Ireland's beef farmers, who fear they will be big losers if global trade talks finally succeed, have launched a campaign to make it harder for powerful Brazilian rivals to sell their meat in Europe.
But cattle-raisers in South America's agricultural powerhouse - Brazil is the world's biggest beef exporter - deny the claims that they fail to meet European Union standards.
Irish farmers have long been protected by high import tariffs, as well as EU subsidies, and they say a deal at the World Trade Organisation could cost them 2 billion euros ($2.7 billion) a year in lost exports.
The EU, the United States, Brazil and India kicked off a five-day meeting in Germany on Tuesday, seeking a breakthrough in the WTO's long-delayed Doha round of talks to lower barriers to trade around the planet.
The Irish Farmers Association has complained to the European Commission, the EU executive, that Brazilian ranchers are not obliged to meet the kind of standards required for EU farmers.
"What we want is for the EU to say to Brazil is: 'Ok, you can send your meat, but you must put in place the same standards, which will cost you'," IFA president Padraig Walshe said. The IFA says Brazilian beef farmers do not employ proper tagging and identification systems which can be used to trace shipments in the case of disease outbreaks. The Irish farmers also claim that Brazilian farmers use growth hormones, have inadequate disease controls and wreak environmental damage.
BRAZIL HITS BACK The head of Brazil's Beef Export Industry Association accused Irish farmers of making "false and misrepresenting" claims in a trade publication that slammed Brazil's industry.

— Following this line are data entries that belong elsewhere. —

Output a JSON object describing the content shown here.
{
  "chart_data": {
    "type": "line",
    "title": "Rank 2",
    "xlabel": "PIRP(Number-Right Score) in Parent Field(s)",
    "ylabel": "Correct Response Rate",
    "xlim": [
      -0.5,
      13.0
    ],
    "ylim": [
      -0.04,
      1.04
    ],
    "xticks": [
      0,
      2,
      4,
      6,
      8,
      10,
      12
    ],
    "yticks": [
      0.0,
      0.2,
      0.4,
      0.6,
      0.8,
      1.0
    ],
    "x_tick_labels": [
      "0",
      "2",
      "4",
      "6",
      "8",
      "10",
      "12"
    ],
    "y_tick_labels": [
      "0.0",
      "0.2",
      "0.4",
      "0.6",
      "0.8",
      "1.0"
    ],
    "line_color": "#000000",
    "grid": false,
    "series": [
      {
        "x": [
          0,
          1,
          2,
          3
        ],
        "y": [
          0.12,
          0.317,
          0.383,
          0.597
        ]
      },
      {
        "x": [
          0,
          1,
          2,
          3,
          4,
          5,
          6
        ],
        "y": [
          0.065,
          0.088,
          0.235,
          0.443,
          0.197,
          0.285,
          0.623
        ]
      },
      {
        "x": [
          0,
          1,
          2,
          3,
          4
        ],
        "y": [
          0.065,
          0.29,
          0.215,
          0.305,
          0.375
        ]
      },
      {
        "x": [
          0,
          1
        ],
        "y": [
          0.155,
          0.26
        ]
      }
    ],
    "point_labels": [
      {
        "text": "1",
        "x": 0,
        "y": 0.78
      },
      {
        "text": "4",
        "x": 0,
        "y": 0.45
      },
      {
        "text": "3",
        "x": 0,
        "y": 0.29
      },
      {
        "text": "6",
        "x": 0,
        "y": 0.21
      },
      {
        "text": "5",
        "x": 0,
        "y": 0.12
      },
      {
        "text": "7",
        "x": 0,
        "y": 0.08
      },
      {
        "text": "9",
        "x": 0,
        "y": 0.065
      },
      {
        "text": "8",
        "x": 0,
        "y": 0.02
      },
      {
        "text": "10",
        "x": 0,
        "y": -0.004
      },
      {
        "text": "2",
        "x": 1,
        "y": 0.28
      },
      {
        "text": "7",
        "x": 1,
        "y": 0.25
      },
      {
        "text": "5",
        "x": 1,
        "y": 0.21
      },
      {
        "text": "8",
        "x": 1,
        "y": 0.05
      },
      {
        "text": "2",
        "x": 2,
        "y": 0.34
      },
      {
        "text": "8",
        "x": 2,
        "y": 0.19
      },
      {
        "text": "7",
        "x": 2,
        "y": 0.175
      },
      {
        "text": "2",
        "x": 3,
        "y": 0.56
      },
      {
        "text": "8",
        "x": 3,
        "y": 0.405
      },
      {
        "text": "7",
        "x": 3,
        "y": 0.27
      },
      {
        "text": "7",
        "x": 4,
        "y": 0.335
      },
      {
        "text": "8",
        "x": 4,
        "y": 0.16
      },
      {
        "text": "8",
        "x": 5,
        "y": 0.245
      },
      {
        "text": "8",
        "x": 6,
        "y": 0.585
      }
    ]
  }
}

"Brazil's commercial beef producers have been very concerned with recent publications by the Irish Farmers Journal," Marcus Vinicius Pratini de Moraes said.
"I don't know exactly where they visited when they were down here recently, but they published reports and pictures of farms that have nothing to do with the export industry."
Growth hormones are forbidden in Brazil and although smaller Brazilian beef farmers do not practice traceability, 100 percent of the country's beef exports are traceable, he said, pointing out that a string of recent EU inspections found no problems.
Pratini de Moraes also denied Irish claims that the Amazon rainforest was being torched to clear land for cattle, saying nearly all Brazil's commercial cattle ranching took place in other parts of the vast country. Brazilian beef exports to the EU have increased by 20 percent since 2003 and accounted for 66 percent of imports into the bloc last year, despite an import tariff of 176 percent.
Irish farmers also complain they have been squeezed out of the booming Russian market by their Brazilian rivals. European trade chief Peter Mandelson has offered to cut EU farm import tariffs by about 50 percent as part of a WTO deal.
European countries with big farming interests such as France and Poland, as well as Ireland, fear he might go further. Beef is likely to be classed a "sensitive product" by Brussels, shielding it from the full force of the tariff cut, but some new export opportunities would have to be offered. A Commission spokesman said EU veterinary experts were taking the IFA's claims "very seriously".